Les prix de l’immobilier ancien toujours orientés à la hausse fin 2017
Sur un an, les prix de l’immobilier ancien ont cru de 3,4 % au quatrième trimestre 2017 par rapport au quatrième trimestre 2016, après +3,3 % au troisième trimestre selon les Notaires de France. La tendance a plus particulièrement concerné les appartements anciens (+4,5 %), «dont la dynamique reste meilleure que pour les maisons (+2,6 %)», et reste plus marquée en Île-de-France. La région affiche ainsi une augmentation des prix de vente des logements anciens de 5,1 % sur un an au quatrième trimestre 2017 (après +4,6 % au troisième trimestre 2017 et +3,9 % au deuxième trimestre 2017). Sur un an à Paris, les prix des appartements anciens ont augmenté de 8,6 %, devant les Hauts de Seine (+5,2 %), le Val-de-Marne et la Seine-Saint-Denis (+4 %).
En province, le mouvement est toujours moins marqué: les prix de l’ancien n’ont augmenté que de 2,7 % entre les quatrièmes trimestres 2016 et 2017. «Comme en région francilienne, la hausse est plus importante pour les appartements (+3,3 %) que pour les maisons (+2,4 %)», observent les notaires. Parmi les plus grandes villes de province, seule Saint-Étienne affiche des prix en baisse, de 4 %, sur cette période.
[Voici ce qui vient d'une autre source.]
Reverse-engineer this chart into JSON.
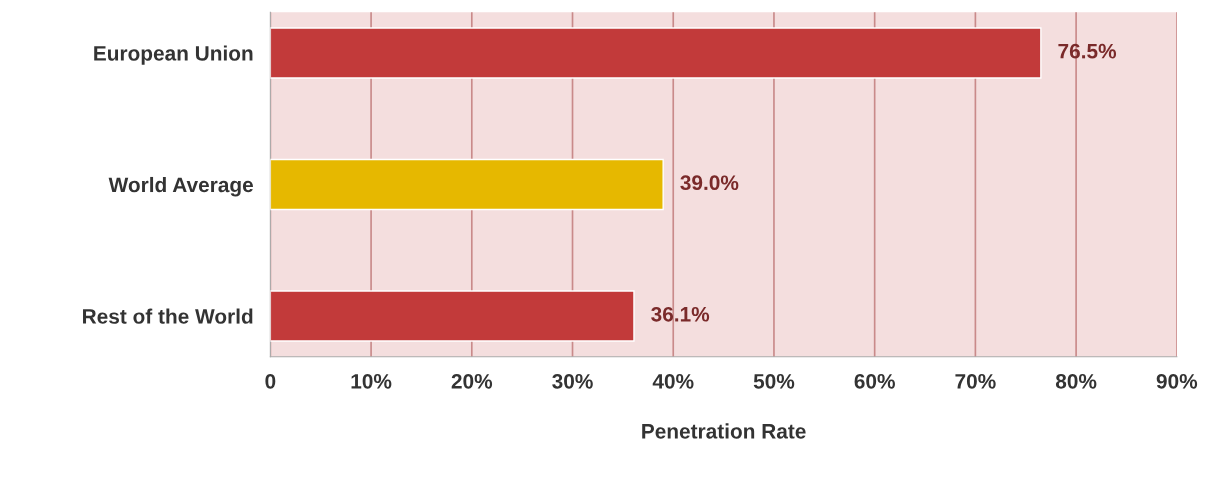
{
  "chart_data": {
    "type": "bar",
    "orientation": "horizontal",
    "xlabel": "Penetration Rate",
    "categories": [
      "European Union",
      "World Average",
      "Rest of the World"
    ],
    "values": [
      76.5,
      39.0,
      36.1
    ],
    "colors": [
      "#c23a3a",
      "#e6b800",
      "#c23a3a"
    ],
    "value_labels": [
      "76.5%",
      "39.0%",
      "36.1%"
    ],
    "xlim": [
      0,
      90
    ],
    "xticks": [
      0,
      {
        "value": 10,
        "label": "10%"
      },
      {
        "value": 20,
        "label": "20%"
      },
      {
        "value": 30,
        "label": "30%"
      },
      {
        "value": 40,
        "label": "40%"
      },
      {
        "value": 50,
        "label": "50%"
      },
      {
        "value": 60,
        "label": "60%"
      },
      {
        "value": 70,
        "label": "70%"
      },
      {
        "value": 80,
        "label": "80%"
      },
      {
        "value": 90,
        "label": "90%"
      }
    ],
    "grid": "x"
  }
}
À l’inverse, Bordeaux continue sur sa lancée, affichant une progression à deux chiffres, de 16 % sur un an. A Nantes, Annecy, Lyon, Lille et Toulouse, le prix médian augmente également significativement, entre 5 % et 8 %, tandis que dans les autres grandes villes, la hausse est plus modérée, entre 2 % et 5 %.
Début 2018, le réseau Orpi ne note aucun changement, «confirmant la tendance que le marché immobilier connaît depuis environ 9 mois».Toutefois, l’hétérogénéité du territoire et de la demande selon les types de biens restent importantes. «Par exemple, l’augmentation lyonnaise est à pondérer: les logements situés dans les immeubles des années 70 n’y trouvent pas preneur rapidement et sont plutôt sur une tendance à la baisse. Par ailleurs, dansd’autres villes, on note une stabilité voire une très légère baisse des prix. C’est le cas de Marseille, mais aussi de Clermont-Ferrand (-0,6%), Brest (-1,5%), Le Havre (-2,5%), Reims (-4%)», conclut le réseau.